The tetrahydrate, structurally formulated as [CuBr_{2}(H_{2}O)_{2}]·2H_{2}O, has a monoclinic crystal structure and consists of distorted square planar trans-[CuBr_{2}(H_{2}O)_{2}] centres as well as two molecules of water.

==Synthesis==
Copper(II) bromide can be obtained by combining copper(II) oxide and hydrobromic acid:

CuO + 2HBr → CuBr_{2} + H_{2}O.

The tetrahydrate can be produced by recrystallization of solutions of copper(II) bromide at 0 °C. If heated above 18 °C, it releases water to produce the anhydrous form.

===Purification===
Copper(II) bromide is purified by crystallization twice from water, filtration to remove any CuBr and concentration under vacuum. This product is dehydrated using phosphorus pentoxide.

==Usage==
Copper(II) bromide lasers produce pulsed yellow and green light and have been studied as a possible treatment for cutaneous lesions. Experiments have also shown copper bromide treatment to be beneficial for skin rejuvenation.

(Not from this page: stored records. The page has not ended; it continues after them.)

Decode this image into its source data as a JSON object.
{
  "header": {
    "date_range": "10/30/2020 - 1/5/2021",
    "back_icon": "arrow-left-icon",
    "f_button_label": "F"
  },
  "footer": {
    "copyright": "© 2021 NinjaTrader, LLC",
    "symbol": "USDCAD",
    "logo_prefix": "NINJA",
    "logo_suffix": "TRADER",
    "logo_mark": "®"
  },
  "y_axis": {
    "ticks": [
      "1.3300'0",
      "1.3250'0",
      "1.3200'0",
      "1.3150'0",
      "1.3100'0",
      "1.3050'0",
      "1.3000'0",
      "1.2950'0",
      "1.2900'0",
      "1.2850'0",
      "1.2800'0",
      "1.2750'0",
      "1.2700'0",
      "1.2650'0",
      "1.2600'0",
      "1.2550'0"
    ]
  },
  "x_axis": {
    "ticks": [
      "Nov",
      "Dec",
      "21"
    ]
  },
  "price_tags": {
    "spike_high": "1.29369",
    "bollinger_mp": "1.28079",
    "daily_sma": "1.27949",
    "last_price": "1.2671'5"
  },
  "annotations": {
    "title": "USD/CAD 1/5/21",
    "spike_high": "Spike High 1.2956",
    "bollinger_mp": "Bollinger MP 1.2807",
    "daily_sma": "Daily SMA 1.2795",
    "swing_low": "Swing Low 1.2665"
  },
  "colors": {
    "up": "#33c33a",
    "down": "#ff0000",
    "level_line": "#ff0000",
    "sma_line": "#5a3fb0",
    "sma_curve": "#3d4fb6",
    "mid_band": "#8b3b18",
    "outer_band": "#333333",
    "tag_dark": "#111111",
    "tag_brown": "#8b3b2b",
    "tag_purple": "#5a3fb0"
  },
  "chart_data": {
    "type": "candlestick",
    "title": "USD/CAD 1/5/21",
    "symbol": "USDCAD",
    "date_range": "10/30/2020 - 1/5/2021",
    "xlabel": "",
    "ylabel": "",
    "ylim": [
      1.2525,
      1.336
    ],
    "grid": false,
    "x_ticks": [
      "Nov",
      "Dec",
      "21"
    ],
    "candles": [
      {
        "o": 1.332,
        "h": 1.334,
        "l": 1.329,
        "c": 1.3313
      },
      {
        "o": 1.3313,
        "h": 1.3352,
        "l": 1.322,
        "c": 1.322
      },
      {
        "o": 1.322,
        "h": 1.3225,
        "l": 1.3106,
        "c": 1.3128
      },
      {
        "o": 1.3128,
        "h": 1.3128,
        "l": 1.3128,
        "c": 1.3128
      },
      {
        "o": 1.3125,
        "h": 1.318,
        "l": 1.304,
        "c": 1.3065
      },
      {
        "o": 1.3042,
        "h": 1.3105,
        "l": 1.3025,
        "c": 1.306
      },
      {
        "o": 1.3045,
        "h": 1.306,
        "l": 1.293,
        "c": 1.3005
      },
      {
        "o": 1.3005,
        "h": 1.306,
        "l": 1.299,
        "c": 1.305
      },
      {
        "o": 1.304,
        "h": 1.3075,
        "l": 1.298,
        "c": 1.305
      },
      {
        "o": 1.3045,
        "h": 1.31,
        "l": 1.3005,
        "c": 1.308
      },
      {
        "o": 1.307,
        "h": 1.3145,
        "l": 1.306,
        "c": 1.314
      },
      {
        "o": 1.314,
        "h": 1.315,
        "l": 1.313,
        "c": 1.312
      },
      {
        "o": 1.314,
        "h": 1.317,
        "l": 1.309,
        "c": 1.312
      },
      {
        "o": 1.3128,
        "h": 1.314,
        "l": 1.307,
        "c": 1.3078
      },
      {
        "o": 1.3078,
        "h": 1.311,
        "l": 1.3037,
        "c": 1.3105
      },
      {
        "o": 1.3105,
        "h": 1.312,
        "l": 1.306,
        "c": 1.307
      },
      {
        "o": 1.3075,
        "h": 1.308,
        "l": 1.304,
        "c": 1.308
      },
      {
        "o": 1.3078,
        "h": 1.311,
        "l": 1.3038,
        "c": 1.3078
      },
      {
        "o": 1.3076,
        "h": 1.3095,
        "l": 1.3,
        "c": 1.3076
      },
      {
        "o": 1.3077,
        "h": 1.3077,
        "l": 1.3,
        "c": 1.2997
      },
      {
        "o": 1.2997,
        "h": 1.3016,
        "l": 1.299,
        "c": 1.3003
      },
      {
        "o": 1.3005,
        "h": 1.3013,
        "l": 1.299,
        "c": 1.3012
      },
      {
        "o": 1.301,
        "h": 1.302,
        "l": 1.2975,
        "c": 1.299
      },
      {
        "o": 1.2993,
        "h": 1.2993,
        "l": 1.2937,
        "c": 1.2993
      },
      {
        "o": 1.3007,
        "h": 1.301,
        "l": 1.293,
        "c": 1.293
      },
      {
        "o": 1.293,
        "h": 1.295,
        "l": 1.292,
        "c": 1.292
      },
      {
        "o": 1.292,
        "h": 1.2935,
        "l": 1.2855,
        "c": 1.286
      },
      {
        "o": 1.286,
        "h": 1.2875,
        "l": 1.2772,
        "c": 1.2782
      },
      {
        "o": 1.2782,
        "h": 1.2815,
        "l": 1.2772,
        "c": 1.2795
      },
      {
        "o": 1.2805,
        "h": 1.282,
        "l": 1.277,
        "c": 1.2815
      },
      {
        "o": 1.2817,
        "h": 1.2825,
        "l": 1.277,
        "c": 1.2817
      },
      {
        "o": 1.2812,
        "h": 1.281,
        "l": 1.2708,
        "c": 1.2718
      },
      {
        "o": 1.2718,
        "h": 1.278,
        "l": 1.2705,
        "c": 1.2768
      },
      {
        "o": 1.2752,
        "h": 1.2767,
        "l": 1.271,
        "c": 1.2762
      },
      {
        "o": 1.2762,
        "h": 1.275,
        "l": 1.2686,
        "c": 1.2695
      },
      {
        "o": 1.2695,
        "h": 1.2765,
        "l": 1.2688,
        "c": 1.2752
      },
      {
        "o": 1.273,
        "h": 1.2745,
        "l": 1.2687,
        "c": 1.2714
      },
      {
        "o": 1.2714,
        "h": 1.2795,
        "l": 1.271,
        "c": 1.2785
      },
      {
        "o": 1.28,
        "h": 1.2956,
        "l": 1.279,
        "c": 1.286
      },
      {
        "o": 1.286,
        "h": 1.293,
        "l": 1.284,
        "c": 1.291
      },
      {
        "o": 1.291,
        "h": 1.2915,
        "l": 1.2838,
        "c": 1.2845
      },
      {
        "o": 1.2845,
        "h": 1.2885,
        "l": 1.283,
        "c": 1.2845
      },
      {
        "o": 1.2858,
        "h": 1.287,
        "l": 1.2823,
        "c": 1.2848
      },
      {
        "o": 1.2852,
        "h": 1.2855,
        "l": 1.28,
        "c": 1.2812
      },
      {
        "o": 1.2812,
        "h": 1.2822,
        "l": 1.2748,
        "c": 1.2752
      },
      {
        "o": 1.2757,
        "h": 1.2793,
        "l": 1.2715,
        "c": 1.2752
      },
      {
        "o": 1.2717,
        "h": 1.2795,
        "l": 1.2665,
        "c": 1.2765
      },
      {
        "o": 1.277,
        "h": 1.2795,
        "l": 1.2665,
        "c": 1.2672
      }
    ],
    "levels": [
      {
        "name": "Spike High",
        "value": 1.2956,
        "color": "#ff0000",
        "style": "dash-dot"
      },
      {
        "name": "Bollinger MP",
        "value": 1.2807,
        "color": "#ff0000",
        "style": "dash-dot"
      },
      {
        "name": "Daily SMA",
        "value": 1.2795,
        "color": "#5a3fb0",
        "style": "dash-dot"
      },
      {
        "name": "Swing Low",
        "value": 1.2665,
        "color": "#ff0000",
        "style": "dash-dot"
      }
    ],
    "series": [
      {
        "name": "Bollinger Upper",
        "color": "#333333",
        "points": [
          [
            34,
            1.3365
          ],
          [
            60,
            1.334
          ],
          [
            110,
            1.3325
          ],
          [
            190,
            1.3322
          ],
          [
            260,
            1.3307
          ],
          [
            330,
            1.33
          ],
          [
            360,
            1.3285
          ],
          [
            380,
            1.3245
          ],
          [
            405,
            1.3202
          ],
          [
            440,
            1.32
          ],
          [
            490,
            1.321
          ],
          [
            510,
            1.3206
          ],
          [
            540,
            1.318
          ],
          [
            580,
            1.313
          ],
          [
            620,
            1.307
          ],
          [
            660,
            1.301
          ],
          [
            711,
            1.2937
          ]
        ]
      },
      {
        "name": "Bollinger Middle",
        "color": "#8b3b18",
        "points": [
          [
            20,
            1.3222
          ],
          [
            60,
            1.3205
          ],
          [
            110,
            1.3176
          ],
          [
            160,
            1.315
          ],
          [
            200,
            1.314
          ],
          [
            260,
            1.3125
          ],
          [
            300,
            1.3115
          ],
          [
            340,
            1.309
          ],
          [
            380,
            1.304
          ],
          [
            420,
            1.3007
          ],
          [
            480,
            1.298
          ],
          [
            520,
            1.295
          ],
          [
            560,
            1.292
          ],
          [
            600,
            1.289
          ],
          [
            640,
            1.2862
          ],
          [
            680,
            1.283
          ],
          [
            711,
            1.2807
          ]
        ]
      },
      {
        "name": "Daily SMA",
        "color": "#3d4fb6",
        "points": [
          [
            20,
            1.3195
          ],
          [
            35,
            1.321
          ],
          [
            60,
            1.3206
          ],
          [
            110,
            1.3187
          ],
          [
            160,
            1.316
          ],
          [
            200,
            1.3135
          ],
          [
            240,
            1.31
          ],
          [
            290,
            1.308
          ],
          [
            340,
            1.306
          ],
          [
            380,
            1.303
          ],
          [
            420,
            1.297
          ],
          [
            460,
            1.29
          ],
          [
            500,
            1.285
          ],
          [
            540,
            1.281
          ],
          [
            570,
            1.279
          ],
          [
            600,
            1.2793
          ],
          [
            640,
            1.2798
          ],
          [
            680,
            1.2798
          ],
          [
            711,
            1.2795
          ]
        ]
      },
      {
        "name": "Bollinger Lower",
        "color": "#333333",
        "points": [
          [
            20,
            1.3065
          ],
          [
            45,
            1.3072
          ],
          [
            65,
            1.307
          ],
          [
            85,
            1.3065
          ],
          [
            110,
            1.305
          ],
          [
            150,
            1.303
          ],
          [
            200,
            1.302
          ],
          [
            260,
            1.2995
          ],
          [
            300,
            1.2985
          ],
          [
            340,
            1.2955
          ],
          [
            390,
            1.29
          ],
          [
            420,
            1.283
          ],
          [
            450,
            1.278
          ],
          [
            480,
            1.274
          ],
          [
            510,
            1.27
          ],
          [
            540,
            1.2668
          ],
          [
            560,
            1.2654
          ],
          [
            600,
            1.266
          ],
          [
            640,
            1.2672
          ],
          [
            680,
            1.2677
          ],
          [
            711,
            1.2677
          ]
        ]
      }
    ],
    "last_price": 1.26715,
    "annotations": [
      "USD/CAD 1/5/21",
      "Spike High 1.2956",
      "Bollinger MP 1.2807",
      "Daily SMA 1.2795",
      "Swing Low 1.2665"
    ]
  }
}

It has been widely used in photography as its solution was used as the bleaching step for intensifying collodion and gelatin negatives. Copper(II) bromide has also been proposed as a possible material in humidity indicator cards.

==Reactions==
Copper(II) bromide in chloroform-ethyl acetate reacts with ketones resulting in the formation of alpha-bromo ketones. The resulting product can be directly used for the preparation of derivatives. This heterogeneous method is reported to be the most selective and direct method of formation of α-bromo ketones.

A CuBr_{2}/LiBr reagent combination can be used in the dibromination of n-pentenyl glycosides (NPGs). This allows for an NPG to serve as a glycosyl acceptor during halonium-promoted couplings. Such reactions give high yields of the dibromides from alkenyl sugars that are resistant to a direct reaction with molecular bromine.